Application of the 25% tariff – introduced by former US President Donald Trump in March 2018 – to EU imports has been suspended since January 2022. Negotiations over a Global Arrangement on Sustainable Steel and Aluminium (GASSA) were expected to formalise tariff-free trade between the US and EU on October 20.
However, US President Joe Biden and President of the European Commission Ursula von der Leyen were unable to announce the agreement at a summit in Washington.
An original October 31 deadline for negotiations, fixed two years earlier, has now been put back to the end of the year. Failure to reach an agreement by then risks the reintroduction of the Section 232 levy, and equivalent EU tariffs on US imports, or the extension of the existing suspension.

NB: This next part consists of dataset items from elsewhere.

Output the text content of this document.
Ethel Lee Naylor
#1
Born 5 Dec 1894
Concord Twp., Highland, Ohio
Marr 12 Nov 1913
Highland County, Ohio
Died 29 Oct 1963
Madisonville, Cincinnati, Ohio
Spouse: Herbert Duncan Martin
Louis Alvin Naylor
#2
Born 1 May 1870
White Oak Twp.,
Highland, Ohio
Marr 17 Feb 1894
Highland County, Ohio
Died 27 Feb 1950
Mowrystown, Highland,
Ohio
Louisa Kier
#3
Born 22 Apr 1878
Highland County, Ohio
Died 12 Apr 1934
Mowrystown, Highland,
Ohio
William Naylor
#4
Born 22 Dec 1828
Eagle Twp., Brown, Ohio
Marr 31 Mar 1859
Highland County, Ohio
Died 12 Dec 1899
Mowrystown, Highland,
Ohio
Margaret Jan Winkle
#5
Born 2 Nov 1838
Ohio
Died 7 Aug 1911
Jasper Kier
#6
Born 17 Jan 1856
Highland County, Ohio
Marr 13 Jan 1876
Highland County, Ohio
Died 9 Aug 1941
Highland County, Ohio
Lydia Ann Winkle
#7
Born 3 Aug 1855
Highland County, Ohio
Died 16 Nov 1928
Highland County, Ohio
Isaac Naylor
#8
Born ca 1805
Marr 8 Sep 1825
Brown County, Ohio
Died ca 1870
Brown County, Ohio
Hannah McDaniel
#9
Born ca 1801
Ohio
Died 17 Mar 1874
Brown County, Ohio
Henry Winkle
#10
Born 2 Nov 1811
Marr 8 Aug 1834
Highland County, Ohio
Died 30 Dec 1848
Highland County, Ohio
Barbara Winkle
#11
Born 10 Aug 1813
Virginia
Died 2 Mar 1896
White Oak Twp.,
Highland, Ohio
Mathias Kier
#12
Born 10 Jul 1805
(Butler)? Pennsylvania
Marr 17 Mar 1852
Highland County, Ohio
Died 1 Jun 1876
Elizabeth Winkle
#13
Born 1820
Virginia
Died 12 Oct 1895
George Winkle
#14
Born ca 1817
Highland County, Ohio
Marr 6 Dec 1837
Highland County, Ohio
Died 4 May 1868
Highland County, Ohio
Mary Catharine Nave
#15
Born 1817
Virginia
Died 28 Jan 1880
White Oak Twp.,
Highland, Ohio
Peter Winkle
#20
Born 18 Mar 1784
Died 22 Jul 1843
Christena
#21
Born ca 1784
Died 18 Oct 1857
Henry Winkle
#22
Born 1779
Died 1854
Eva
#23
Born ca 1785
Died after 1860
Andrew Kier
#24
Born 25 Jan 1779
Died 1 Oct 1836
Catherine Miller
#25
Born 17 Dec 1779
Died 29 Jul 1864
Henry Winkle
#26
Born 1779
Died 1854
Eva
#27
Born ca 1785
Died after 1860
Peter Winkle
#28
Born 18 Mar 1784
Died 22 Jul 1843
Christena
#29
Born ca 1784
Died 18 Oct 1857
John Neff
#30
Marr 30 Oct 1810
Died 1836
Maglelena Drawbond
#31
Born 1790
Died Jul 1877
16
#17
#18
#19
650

The US imported 3.34 million tonnes of quota-covered steel in 2022, 20.3% up on the 2021 trade period in which Section 232 tariffs applied. A total of 92,805 tonnes of quota-covered steel reached the EU from US sources, up 26.4% on 2021.
Some reports suggested that US and EU leaders failed to settle on a permanent steel trading agreement after the focus of their October summit shifted to conflicts in Ukraine and the Middle East. However, the Financial Times cited “irreconcilable differences” for the delayed outcome to GASSA negotiations.
It reported that the US wants Brussels to introduce a levy on steel imported into the EU from China which, Washington officials claim, is flooding the market with cheap metal.
The European Commission has insisted that it must first run an investigation to prove China is subsidising its producers, to abide by international trade rules. It has yet to start such an investigation.
Eurofer said that an EU-US agreement on steel was needed to address the 600 million tonnes of carbon-intensive excess annual steel capacity across the globe. According to the OECD, another 150 million tonnes of steelmaking capacity is set to become operational by 2026. This is mainly found in Asia, the Middle East and North Africa, it said.
A joint statement issued by EU and US authorities after the October 20 summit said that the two parties had made substantial progress to identify the sources of “non-market excess capacity”. The two parties have also achieved a better understanding of the tools to address the emissions intensity of the steel and aluminium industries, it added.
MEPS International respondents have suggested that trade talks between the EU and US are already affecting global trade. Some EU distributors are not booking material from China due to concerns about an agreement that could result in 25% levies on imports.
The situation could benefit domestic steel producers keen to raise prices amid limited demand and rising production costs. The October 1 introduction of the reporting of embedded carbon emissions, under the European Commission’s Carbon Border Adjustment Mechanism (CBAM), is already reducing the appeal of imports. The added administration attached to emissions reporting is to blame.
Any steel trade agreement between the EU and US will need to reconcile the differences between the two parties’ respective approaches to reducing steel industry emissions. CBAM contrasts starkly with Washington’s approach of providing tax breaks and subsidies to help steelmakers reduce their emissions.
Most importantly, however, the results of negotiations could have an impact on the price of steel as soon as quarter one 2024.